Shoulder arthroscopic debridement operation is to relieve pain and restore movement to the shoulder. The operation is suitable for people who have rotator cuff tears that cannot be formally repaired. The operation always needs to be accompanied by a specialist course of physiotherapy to get the other muscles around the shoulder working as well as possible.
Overall this sort of surgery should have a success rate of around 60% of patients having a substantial reduction in pain and a return to normal activity.
What does this involve?
Shoulder arthroscopic debridement is performed under general anaesthetic and takes around one hour. Local anaesthetic is also used as part of the pain relieving technique either by direct injection into the site of the surgery or by numbing the nerves to the whole arm using a technique called a regional block. This is similar to the idea of an epidural anaesthetic frequently used in childbirth and can have benefits in not only providing excellent postoperative pain relief but also in reducing postoperative sickness and nausea.
The operation is carried out arthroscopically through small incisions around your shoulder. The first step in the operation is to carry out a thorough examination and assessment of your shoulder, including the damaged tendons and any arthritis in the joint. A variety of different procedures may then be carried out to achieve the goals of the surgery. If movement of the shoulder is restricted, releases of the tight ligaments are carried out. In some people, part of the biceps tendon is getting caught or trapped as the arm is lifted up and that part of the tendon needs to be released. A small amount of bone may need to be removed but this should always be done much more cautiously than in people whose tendons are intact or can be repaired.

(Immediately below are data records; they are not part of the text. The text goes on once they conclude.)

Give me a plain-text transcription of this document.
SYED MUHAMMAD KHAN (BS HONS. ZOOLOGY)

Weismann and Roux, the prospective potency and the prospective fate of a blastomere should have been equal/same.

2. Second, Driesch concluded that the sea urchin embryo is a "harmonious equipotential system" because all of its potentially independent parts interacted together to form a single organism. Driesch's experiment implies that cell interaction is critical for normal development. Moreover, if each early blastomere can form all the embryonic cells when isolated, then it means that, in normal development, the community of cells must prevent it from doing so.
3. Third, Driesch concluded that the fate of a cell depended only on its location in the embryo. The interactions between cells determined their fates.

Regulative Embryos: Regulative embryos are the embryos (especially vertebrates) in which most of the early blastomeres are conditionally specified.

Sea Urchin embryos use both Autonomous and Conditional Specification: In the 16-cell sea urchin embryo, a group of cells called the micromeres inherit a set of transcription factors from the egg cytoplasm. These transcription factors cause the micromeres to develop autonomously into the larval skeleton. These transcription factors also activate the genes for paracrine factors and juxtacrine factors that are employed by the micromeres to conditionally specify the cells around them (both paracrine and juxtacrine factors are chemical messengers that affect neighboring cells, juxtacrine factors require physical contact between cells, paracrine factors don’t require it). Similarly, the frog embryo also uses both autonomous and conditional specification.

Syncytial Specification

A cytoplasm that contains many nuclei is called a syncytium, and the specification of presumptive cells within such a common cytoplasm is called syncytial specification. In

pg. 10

Once the operation is complete, the small incisions are closed with single stitches that are removed after a week and covered with waterproof dressings.
When will I recover?
The operation generally requires a one night stay in hospital and your arm is placed into a special shoulder sling which is primarily for comfort and support. Exercises and physiotherapy start on the day of surgery and patients are your physiotherapist will teach you all you need to know for the first couple of weeks after discharge from hospital.
As a general guideline the sling is rarely necessary for a period of more than two weeks. During this time, you are encouraged to start using your hand but it is unlikely that you will be able to do much actively with the arm when the shoulder is moved away from the body. Most people can start driving a car between two and three weeks and have regained good ordinary use of the shoulder by six weeks. By this stage it is usually apparent whether the surgery has been worthwhile and there are no particular restrictions on level of activity.
In addition to regular treatment with the physiotherapist, follow up should be carried out by your surgeon. This is to monitor and guide progress and look out for complications, which are fortunately rare.